Kraft Heinz executives outline 3-prong plan for growth despite sliding Q3 profits

The recently formed Kraft Heinz company is off to a rocky start with sliding profits and more layoffs and facility closures recently announced, but the company has a three-prong plan for future growth, executives said Nov. 5 during the firm’s third-quarter earnings call. 

The manufacturer of iconic packaged foods, including Kraft Macaroni & Cheese and Heinz Ketchup, said earnings for the third quarter ending in September fell 3.4% to $1.5 billion and net sales fell 9% to $6.4 billion compared to the same time last year. This included a 2% drop in organic net sales overall.

The drop comes in part from continued challenges in the ready-to-drink beverage and dinner categories in the US, as well as in frozen meals in several world markets, CEO Bernardo Vieira Hees said.

The decline was announced several days after the company, which officially merged July 2, said it would close seven plants in the US and Canada in the next year or two – a move that will cost about 10% of Kraft’s legacy workers’ their jobs.

The closures are part of the company’s three-step plan to create value and drive growth, Hees said during the quarterly call.

“Our strategy is based on three objectives: profitable sales growth, best-in-class margins and a superior return of capital as investment grade company,” Hees said.

Striving for best-in-class margins

The recently announced facility closures fall under the second objective, which Hees plans to achieve by making the firm’s manufacturing and distribution footprint more efficient and by adopting a “zero based budgeting” approach.

By closing the facilities, Kraft Heinz not only will “eliminate excess capacity and reduce operational redundancies for the new combined company,” it also will free funds to “invest heavily in modernizing many of our facilities with the installation of state-of-the-art production lines” that “will facilitate further product quality improvements and innovation,” Hees said.

As for the zero-based budgeting approach, which several other large companies are embracing or carefully scrutinizing, Hees said the systematic approach is not a one time event, but rather “a business tool that we apply in different ways.”

ZBB is “really fighting for the penny in terms of capturing all the opportunities that allow us to be in a position that you can reinvest more behind working dollars, behind our people, behind our products, behind our brands and so on,” he said.

Funding innovation and sales growth

This idea will help the company fund its first objective of sales growth, Hees said.

Digging deeper into this goal, Hees said the company will drive growth by focusing on four pillars: the first is launching fewer but bigger and bolder innovations that the company calls “big bets.”

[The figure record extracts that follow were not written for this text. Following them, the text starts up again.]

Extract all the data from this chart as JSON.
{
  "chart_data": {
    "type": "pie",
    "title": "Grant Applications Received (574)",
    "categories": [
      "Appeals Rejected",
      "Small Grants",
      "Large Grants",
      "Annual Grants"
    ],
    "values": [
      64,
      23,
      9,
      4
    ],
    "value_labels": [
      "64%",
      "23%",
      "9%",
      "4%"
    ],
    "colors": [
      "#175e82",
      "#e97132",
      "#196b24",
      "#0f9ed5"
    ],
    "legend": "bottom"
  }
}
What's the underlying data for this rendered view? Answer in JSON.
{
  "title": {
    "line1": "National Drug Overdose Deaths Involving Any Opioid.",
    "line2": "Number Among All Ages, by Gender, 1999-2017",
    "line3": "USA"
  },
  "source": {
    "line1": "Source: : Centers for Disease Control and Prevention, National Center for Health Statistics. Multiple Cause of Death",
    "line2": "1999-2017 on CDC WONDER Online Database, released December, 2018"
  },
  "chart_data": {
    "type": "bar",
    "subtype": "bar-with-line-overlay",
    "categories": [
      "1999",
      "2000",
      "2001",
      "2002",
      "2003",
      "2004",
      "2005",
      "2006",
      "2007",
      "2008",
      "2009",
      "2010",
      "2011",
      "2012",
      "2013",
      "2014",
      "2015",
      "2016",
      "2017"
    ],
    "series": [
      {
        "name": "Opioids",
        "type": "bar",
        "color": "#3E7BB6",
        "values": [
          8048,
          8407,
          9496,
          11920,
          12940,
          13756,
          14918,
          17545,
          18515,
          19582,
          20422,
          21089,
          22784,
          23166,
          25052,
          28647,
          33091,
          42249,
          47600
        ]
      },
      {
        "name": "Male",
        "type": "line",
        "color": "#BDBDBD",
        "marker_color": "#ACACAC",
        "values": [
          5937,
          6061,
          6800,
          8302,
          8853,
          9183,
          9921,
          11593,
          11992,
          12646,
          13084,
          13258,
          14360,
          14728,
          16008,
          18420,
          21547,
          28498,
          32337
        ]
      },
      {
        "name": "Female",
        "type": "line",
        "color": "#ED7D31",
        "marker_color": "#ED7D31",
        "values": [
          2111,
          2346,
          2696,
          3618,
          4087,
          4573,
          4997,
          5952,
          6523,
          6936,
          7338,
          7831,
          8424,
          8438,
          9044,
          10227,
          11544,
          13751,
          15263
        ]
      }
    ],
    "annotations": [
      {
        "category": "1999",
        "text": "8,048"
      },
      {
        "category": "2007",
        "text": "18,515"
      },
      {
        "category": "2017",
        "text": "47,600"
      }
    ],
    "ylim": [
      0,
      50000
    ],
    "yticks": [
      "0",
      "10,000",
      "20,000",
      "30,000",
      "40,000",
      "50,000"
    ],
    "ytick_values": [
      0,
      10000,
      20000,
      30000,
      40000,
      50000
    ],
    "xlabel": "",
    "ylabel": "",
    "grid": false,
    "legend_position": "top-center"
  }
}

The second is investing in working media dollars and third is leveraging the scale of its go-to-market capabilities by building aggressive sales teams and, fourth, by taking Kraft brands global over time.

The CEO did not share many details about the firm’s innovation pipeline, other than to say it is full for 2016. He did, however, shed some light on the types of products investors and consumers can expect by pointing to “big bet” innovations that launched earlier this year, including Heinz Yellow Mustard, which he said “was a significant disruption to the market category in both the United States and Canada” that generated high single-digit market share in four months.

Other recent “big bet” innovations include Lunchable Uploaded and P3 portable snack products, he said.

To complement these launches, Hees said the company will continue shifting its advertising spend from non-working to working media.

Supporting superior returns

As for achieving its third objective of creating a “superior return of capital as an investment grade company,” Hees said Kraft Heinz will maintain its existing dividend policy.

With these objectives front of mind, and clear steps for achieving them, Hees said the firm is on track despite sliding profits.

“We are on target” to achieve internal expectations and goals, and “are very pleased with the progress of the business and very optimistic about the prospective that we can build here together,” Hees said.